Volatility, as is normally understood in the financial markets and spoken of by the vast majority of traders, bankers, brokers, and other financial professionals, is of two kinds: historical volatility and implied volatility.

Volatility is a measure of fluctuations in an asset's price such as prices of stocks, stock indices, bonds, foreign currencies, commodities, etc. In statistical terms volatility is simply the standard deviation of a time series and that is exactly the way historical volatility is calculated for all assets. If you take a series of asset price, say over a period of one month or one year, and after having calculated the returns from these prices you take the standard deviation of those returns then you will get the percentage volatility of that asset over that time period. This is normally how historical volatility is quoted in the financial markets. For example if your broker says that the historical volatility of S&P 500 index is 15% over the last six months what he means is that the standard deviation of the returns of the S&P 500 index, calculated from the daily or weekly values (prices) of the index, over the last six months is 15%.

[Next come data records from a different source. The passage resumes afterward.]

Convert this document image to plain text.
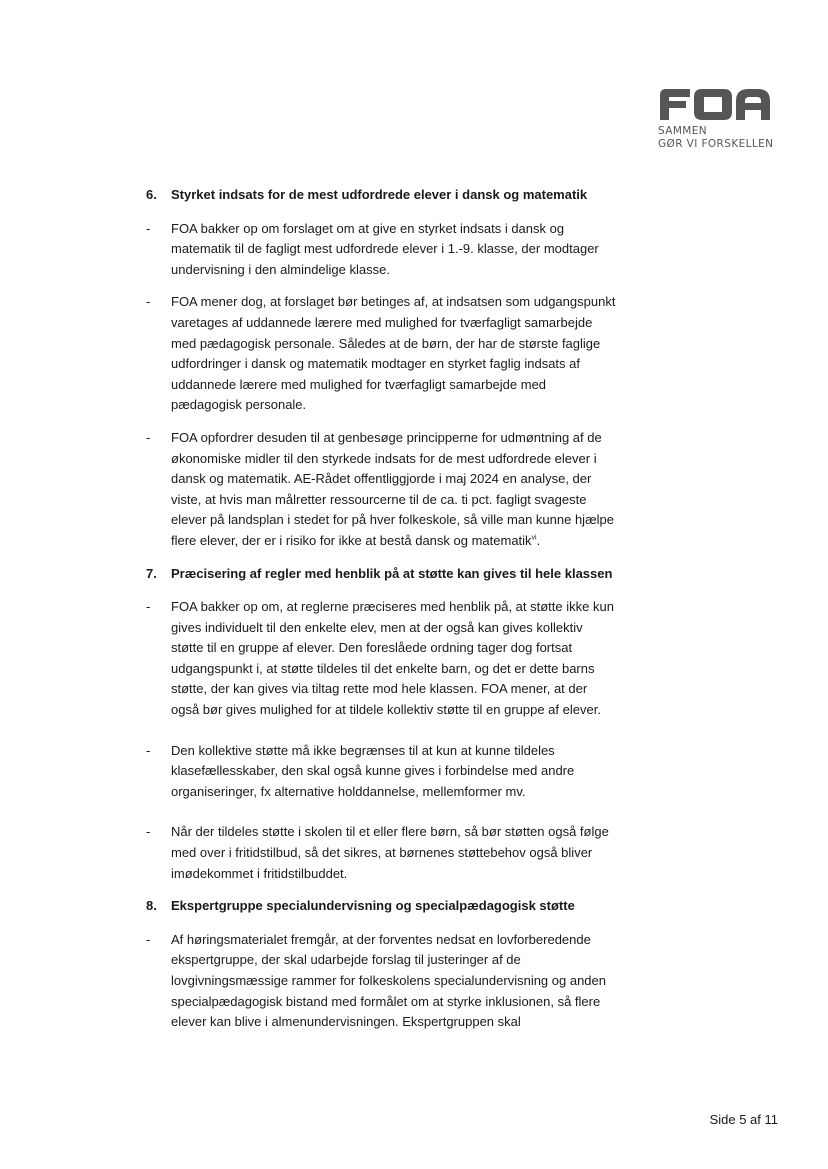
SAMMEN
GØR VI FORSKELLEN
6.	Styrket indsats for de mest udfordrede elever i dansk og matematik
-	FOA bakker op om forslaget om at give en styrket indsats i dansk og matematik til de fagligt mest udfordrede elever i 1.-9. klasse, der modtager undervisning i den almindelige klasse.
-	FOA mener dog, at forslaget bør betinges af, at indsatsen som udgangspunkt varetages af uddannede lærere med mulighed for tværfagligt samarbejde med pædagogisk personale. Således at de børn, der har de største faglige udfordringer i dansk og matematik modtager en styrket faglig indsats af uddannede lærere med mulighed for tværfagligt samarbejde med pædagogisk personale.
-	FOA opfordrer desuden til at genbesøge principperne for udmøntning af de økonomiske midler til den styrkede indsats for de mest udfordrede elever i dansk og matematik. AE-Rådet offentliggjorde i maj 2024 en analyse, der viste, at hvis man målretter ressourcerne til de ca. ti pct. fagligt svageste elever på landsplan i stedet for på hver folkeskole, så ville man kunne hjælpe flere elever, der er i risiko for ikke at bestå dansk og matematik$^{vi}$.
7.	Præcisering af regler med henblik på at støtte kan gives til hele klassen
-	FOA bakker op om, at reglerne præciseres med henblik på, at støtte ikke kun gives individuelt til den enkelte elev, men at der også kan gives kollektiv støtte til en gruppe af elever. Den foreslåede ordning tager dog fortsat udgangspunkt i, at støtte tildeles til det enkelte barn, og det er dette barns støtte, der kan gives via tiltag rette mod hele klassen. FOA mener, at der også bør gives mulighed for at tildele kollektiv støtte til en gruppe af elever.
-	Den kollektive støtte må ikke begrænses til at kun at kunne tildeles klasefællesskaber, den skal også kunne gives i forbindelse med andre organiseringer, fx alternative holddannelse, mellemformer mv.
-	Når der tildeles støtte i skolen til et eller flere børn, så bør støtten også følge med over i fritidstilbud, så det sikres, at børnenes støttebehov også bliver imødekommet i fritidstilbuddet.
8.	Ekspertgruppe specialundervisning og specialpædagogisk støtte
-	Af høringsmaterialet fremgår, at der forventes nedsat en lovforberedende ekspertgruppe, der skal udarbejde forslag til justeringer af de lovgivningsmæssige rammer for folkeskolens specialundervisning og anden specialpædagogisk bistand med formålet om at styrke inklusionen, så flere elever kan blive i almenundervisningen. Ekspertgruppen skal
Side 5 af 11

There is another kind of volatility that is not calculated but rather inferred from, or implied by, the option prices that trade in the markets. An option's price is amongst other things is a function of the volatility of the underlying asset on which the option is written. All things being equal if the volatility of the asset increase, thereby increasing the fluctuations in the asset price the price of the option will increase and vice versa. However, option prices are directly observable from the markets. All major assets, such as stock indices and stocks, bonds, currency and commodity futures, etc. have options on them that trade on the major exchanges in the world. Therefore they have a price that is observed daily and that price is determined by the demand and supply of the options as well as the view that the investors have on the direction of the underlying asset. Therefore, if we can observe the price every day we can infer from that price what is the volatility that has been factored into that price (by the traders, investors, speculators, etc.) However, to get a precise measure of that volatility we need some kind of a mathematical formula or equation into which if the price is input, holding other variables constant, we can get the value of the volatility. That formula is the celebrated Black-Scholes equation which, (or a variant of that formula) is universally used to estimate (infer) the volatility of assets by plugging in the observed price of the option as the input. This volatility that is implied by the option price of the asset is called the implied volatility of the asset. Implied volatility is common parlance amongst option traders in banks. Implied volatility is always quoted along with the time, i.e. 3 month implied volatility of S&P 500, 6 month implied volatility of Dollar-Yen, etc. The time shows the maturity of the options from which the implied volatility is estimated.

If the 3 month implied of volatility of S&P500 is 17%, it means that the volatility estimated from the observed 3 month S&P 500 futures options is 17% and this number could well be different from the historical volatility of the S&P 500 futures.